In our interconnected world, animals serve more than just companionship. They are vital in our food production, scientific research, and ecological balance. It is a moral obligation and an essential requirement to ensure their well-being through veterinary pharmacovigilance. This field protects the health and happiness of our beloved pets and contributes to the broader mission of sustaining a healthy planet and safeguarding human health. Not in vain, the inaugural EMA Veterinary Awareness Day aims to disseminate information about these crucial activities to a broader audience. However, the inspiration for this article comes from an intriguing case involving an adverse reaction to a medication in a cat. During our literature review, we stumbled upon a report detailing a skin problem resulting from the subcutaneous administration of furosemide. Hence, the subject of literature monitoring within the field of veterinary pharmacovigilance piqued our curiosity.
Case description: a cat’s journey
A 2-year-old cat with heart issues received hospital treatment, including oxygen, intravenous furosemide, and clopidogrel. Upon discharge from the hospital, the medical team transitioned the cat’s furosemide treatment from intravenous to oral. However, the cat experienced two episodes of lung edema recurrence within two weeks. In response, the dosage of furosemide was increased, and the method of administration was changed to subcutaneous injections. Remarkably, after two weeks of subcutaneous injections, the cat developed skin problems with ulcers and hair loss at the injection sites. These unusual skin issues were suspected to be a rare side effect of furosemide, which had not been previously observed in cats but had been documented in dogs and humans. They altered the furosemide brand to address this concern while maintaining the exact dosage and injection technique. The skin ulcers resolved within a month, and the cat experienced no further skin issues.
Annual expedition: literature monitoring in veterinary pharmacovigilance
So, what steps should be taken when encountering such a case documented in the literature? Let’s refer to the Veterinary Good Pharmacovigilance Practices (VGVP) guideline. According to VGVP, Marketing Authorization Holders (MAH) should ensure that procedures are in place to monitor publications in relevant peer-reviewed scientific journals.

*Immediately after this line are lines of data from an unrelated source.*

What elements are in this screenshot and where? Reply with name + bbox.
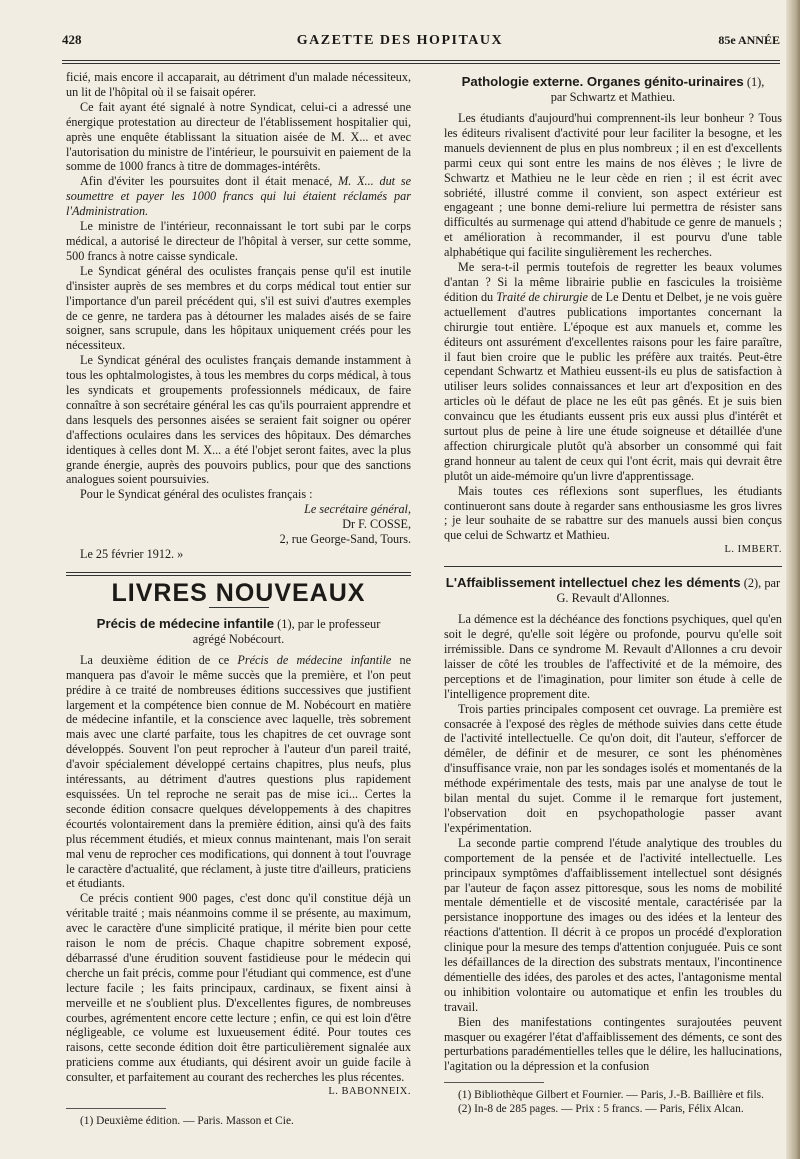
article-signature: L. IMBERT. [724, 544, 782, 556]
text-run: de Le Dentu et Delbet, je ne vois guère actuellement d'autres publications importantes concernant la chirurgie tout entière. L'époque est aux manuels et, comme les éditeurs ont assurément d'excellentes raisons pour les faire paraître, il faut bien croire que le public les préfère aux traités. Peut-être cependant Schwartz et Mathieu eussent-ils eu plus de satisfaction à utiliser leurs solides connaissances et leur art d'exposition en des articles où le défaut de place ne les eût pas gênés. Et je suis bien convaincu que les étudiants eussent pris eux aussi plus d'intérêt et surtout plus de peine à lire une étude soigneuse et détaillée d'une affection chirurgicale plutôt qu'à absorber un consommé qui fait grand honneur au talent de ceux qui l'ont écrit, mais qui devrait être plutôt un aide-mémoire qu'un livre d'apprentissage. [444, 289, 782, 483]
paragraph: Le ministre de l'intérieur, reconnaissant le tort subi par le corps médical, a autorisé le directeur de l'hôpital à verser, sur cette somme, 500 francs à notre caisse syndicale. [66, 219, 411, 263]
paragraph: Le Syndicat général des oculistes français demande instamment à tous les ophtalmologistes, à tous les membres du corps médical, à tous les syndicats et groupements professionnels médicaux, de faire connaître à son secrétaire général les cas qu'ils pourraient apprendre et dans lesquels des personnes aisées se seraient fait soigner ou opérer d'affections oculaires dans les services des hôpitaux. Des démarches identiques à celles dont M. X... a été l'objet seront faites, avec la plus grande énergie, auprès des pouvoirs publics, pour que des sanctions analogues soient poursuivies. [66, 353, 411, 487]
paragraph: Bien des manifestations contingentes surajoutées peuvent masquer ou exagérer l'état d'affaiblissement des déments, ce sont des perturbations paradémentielles telles que le délire, les hallucinations, l'agitation ou la dépression et la confusion [444, 1014, 782, 1074]
journal-title: GAZETTE DES HOPITAUX [296, 33, 504, 48]
review-title-text: Précis de médecine infantile [96, 615, 275, 631]
article-author: par Schwartz et Mathieu. [550, 90, 676, 104]
section-rule [66, 572, 411, 576]
article-title-text: L'Affaiblissement intellectuel chez les déments [445, 575, 741, 591]
heading-underline [209, 607, 269, 608]
signature-title-text: Le secrétaire général, [304, 502, 411, 517]
article-title-rest: (2), par [740, 576, 781, 591]
italic-run: M. X... dut se soumettre et payer les 1000 francs qui lui étaient réclamés par l'Administration. [66, 174, 412, 219]
review-signature: L. BABONNEIX. [328, 1086, 411, 1098]
paragraph: Ce précis contient 900 pages, c'est donc qu'il constitue déjà un véritable traité ; mais néanmoins comme il se présente, au maximum, avec le caractère d'une simplicité pratique, il mérite bien pour cette raison le nom de précis. Chaque chapitre sobrement exposé, débarrassé d'une érudition souvent fastidieuse pour le médecin qui cherche un fait précis, comme pour l'étudiant qui commence, est d'une lecture facile ; les faits principaux, cardinaux, se fixent ainsi à merveille et ne s'oublient plus. D'excellentes figures, de nombreuses courbes, agrémentent encore cette lecture ; enfin, ce qui est loin d'être négligeable, ce volume est luxueusement édité. Pour toutes ces raisons, cette seconde édition doit être particulièrement signalée aux praticiens comme aux étudiants, qui désirent avoir un guide facile à consulter, et parfaitement au courant des recherches les plus récentes. [66, 891, 411, 1085]
page-number: 428 [62, 32, 82, 47]
article-author: G. Revault d'Allonnes. [556, 591, 670, 606]
paragraph: Ce fait ayant été signalé à notre Syndicat, celui-ci a adressé une énergique protestation au directeur de l'établissement hospitalier qui, après une enquête établissant la situation aisée de M. X... et avec l'autorisation du ministre de l'intérieur, le poursuivit en paiement de la somme de 1000 francs à titre de dommages-intérêts. [66, 99, 411, 174]
footnote: (1) Deuxième édition. — Paris. Masson et Cie. [80, 1115, 294, 1127]
italic-run: Précis de médecine infantile [237, 652, 392, 667]
review-title-rest: (1), par le professeur [274, 616, 381, 631]
text-run: La deuxième édition de ce [80, 652, 238, 667]
signature-address: 2, rue George-Sand, Tours. [279, 532, 411, 547]
journal-year: 85e ANNÉE [718, 33, 780, 47]
review-author: agrégé Nobécourt. [192, 631, 285, 646]
paragraph [66, 174, 411, 219]
article-title-text: Pathologie externe. Organes génito-urinaires [461, 74, 744, 89]
paragraph: ficié, mais encore il accaparait, au détriment d'un malade nécessiteux, un lit de l'hôpital où il se faisait opérer. [66, 70, 411, 99]
section-heading: LIVRES NOUVEAUX [111, 578, 366, 607]
article-title [444, 575, 782, 606]
footnote-rule [66, 1108, 166, 1109]
letter-date: Le 25 février 1912. » [80, 547, 184, 561]
text-run: Afin d'éviter les poursuites dont il était menacé, [80, 174, 339, 189]
paragraph [444, 260, 782, 484]
right-column [444, 70, 782, 1116]
article-title [444, 74, 782, 105]
article-title-rest: (1), [743, 75, 765, 89]
paragraph: Mais toutes ces réflexions sont superflues, les étudiants continueront sans doute à regarder sans enthousiasme les gros livres ; je leur souhaite de se rabattre sur des manuels aussi bien conçus que celui de Schwartz et Mathieu. [444, 483, 782, 543]
text-run: ne manquera pas d'avoir le même succès que la première, et l'on peut prédire à ce traité de nombreuses éditions successives que justifient largement et la compétence bien connue de M. Nobécourt en matière de médecine infantile, et la conscience avec laquelle, très sobrement mais avec une clarté parfaite, tous les chapitres de cet ouvrage sont développés. Souvent l'on peut reprocher à l'auteur d'un pareil traité, d'avoir spécialement développé certains chapitres, plus neufs, plus intéressants, au détriment d'autres questions plus rapidement esquissées. Un tel reproche ne serait pas de mise ici... Certes la seconde édition consacre quelques développements à des chapitres écourtés volontairement dans la première édition, ainsi qu'à des faits plus récemment étudiés, et mieux connus maintenant, mais l'on serait mal venu de reprocher ces modifications, qui donnent à tout l'ouvrage le caractère d'actualité, que réclament, à juste titre d'ailleurs, praticiens et étudiants. [66, 652, 411, 891]
header-rule [62, 60, 780, 64]
paragraph: La seconde partie comprend l'étude analytique des troubles du comportement de la pensée et de l'activité intellectuelle. Les principaux symptômes d'affaiblissement intellectuel sont désignés par l'auteur de façon assez pittoresque, sous les noms de mobilité mentale démentielle et de viscosité mentale, caractérisée par la persistance inopportune des images ou des idées et la lenteur des réactions d'attention. Il décrit à ce propos un procédé d'exploration clinique pour la mesure des temps d'attention conjuguée. Puis ce sont les défaillances de la direction des substrats mentaux, l'incontinence démentielle des idées, des paroles et des actes, l'antagonisme mental ou inhibition volontaire ou automatique et enfin les troubles du travail. [444, 835, 782, 1014]
paragraph: Le Syndicat général des oculistes français pense qu'il est inutile d'insister auprès de ses membres et du corps médical tout entier sur l'importance d'un pareil précédent qui, s'il est suivi d'autres exemples de ce genre, ne tardera pas à détourner les malades aisés de se faire soigner, sans scrupule, dans les hôpitaux uniquement créés pour les nécessiteux. [66, 263, 411, 353]
footnote: (2) In-8 de 285 pages. — Prix : 5 francs. — Paris, Félix Alcan. [458, 1102, 744, 1115]
footnote: (1) Bibliothèque Gilbert et Fournier. — Paris, J.-B. Baillière et fils. [458, 1089, 764, 1102]
paragraph: Pour le Syndicat général des oculistes français : [80, 487, 313, 502]
footnote-rule [444, 1082, 544, 1083]
page-edge-shadow [786, 0, 800, 1159]
paragraph: La démence est la déchéance des fonctions psychiques, quel qu'en soit le degré, qu'elle soit légère ou profonde, pourvu qu'elle soit irrémissible. Dans ce syndrome M. Revault d'Allonnes a cru devoir laisser de côté les troubles de l'affectivité et de la mémoire, des perceptions et de l'imagination, pour limiter son étude à celle de l'intelligence proprement dite. [444, 612, 782, 701]
text-run: Me sera-t-il permis toutefois de regretter les beaux volumes d'antan ? Si la même librairie publie en fascicules la troisième édition du [444, 260, 782, 304]
paragraph: Les étudiants d'aujourd'hui comprennent-ils leur bonheur ? Tous les éditeurs rivalisent d'activité pour leur faciliter la besogne, et les manuels deviennent de plus en plus nombreux ; il en est d'excellents parmi ceux qui sont entre les mains de nos élèves ; le livre de Schwartz et Mathieu ne le leur cède en rien ; il est écrit avec sobriété, illustré comme il convient, son aspect extérieur est engageant ; une bonne demi-reliure lui permettra de résister sans difficultés au surmenage qui attend d'habitude ce genre de manuels ; et amélioration à recommander, il est pourvu d'une table alphabétique qui facilite singulièrement les recherches. [444, 111, 782, 260]
article-separator [444, 566, 782, 567]
italic-run: Traité de chirurgie [496, 289, 588, 304]
paragraph: Trois parties principales composent cet ouvrage. La première est consacrée à l'exposé des règles de méthode suivies dans cette étude de l'activité intellectuelle. Ce qu'on doit, dit l'auteur, s'efforcer de démêler, de définir et de mesurer, ce sont les phénomènes d'insuffisance vraie, non par les sondages isolés et momentanés de la méthode expérimentale des tests, mais par une analyse de tout le bilan mental du sujet. Comme il le remarque fort justement, l'observation doit en psychopathologie passer avant l'expérimentation. [444, 701, 782, 835]
running-header [62, 32, 780, 58]
signature-title [66, 502, 411, 517]
left-column [66, 70, 411, 1129]
signature-name: Dr F. COSSE, [342, 517, 411, 532]
paragraph [66, 653, 411, 892]
review-title [66, 616, 411, 647]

If the MAH becomes aware of publications in non-peer-reviewed local journals, the suspected adverse events identified in these publications should also be reported. This review should be conducted annually and, if necessary, more frequently based on a risk-based approach. Furthermore, MAH must promptly record any suspected adverse event reports identified in the scientific literature. Ensure timely reporting to the Union pharmacovigilance database by registering this information within 30 days of receipt.
Unveiling literature monitoring in UK veterinary pharmacovigilance
Per the Veterinary Medicines Directorate (VMD) guidelines, MAH must routinely scan scientific literature for any adverse events related to their products that necessitate reporting. To maintain ongoing surveillance and signal detection, MAHs should perform regular literature searches at least once a year. Initiate the search based on the active substance and narrow it down to the individual product rather than commencing with a product-specific search. While searching for ‘adverse events,’ it’s essential not to use overly restrictive search terms. Consider using alternate terms such as ‘adverse reaction,’ ‘side effect,’ ‘toxicity,’ and ‘idiosyncratic effect.’
Furthermore, it is preferred to cast a wide net by utilizing a variety of databases and search engines. Examples include CAB Abstracts, Google Scholar, Medline, PubMed, and Scopus. The MAH can tailor the choice of databases and search engines according to their discretion.
Optimizing veterinary pharmacovigilance: challenges and prospects
Regularly conducting literature searches stands as a fundamental practice in pharmacovigilance. It involves systematically searching for information on medicinal products and active pharmaceutical ingredients in published literature. Human pharmacovigilance entails monitoring the literature for each drug every week. However, in veterinary pharmacovigilance, the requirement is to perform literature monitoring at least once a year. In this context, thoroughly examine both peer-reviewed global and non-peer-reviewed literature. It’s worth noting that veterinary pharmacovigilance often faces resource limitations compared to its human medicine counterparts, making the collection and analysis of data more challenging. Nonetheless, we should anticipate its continued growth, which will likely involve increasing automation, especially in literature monitoring.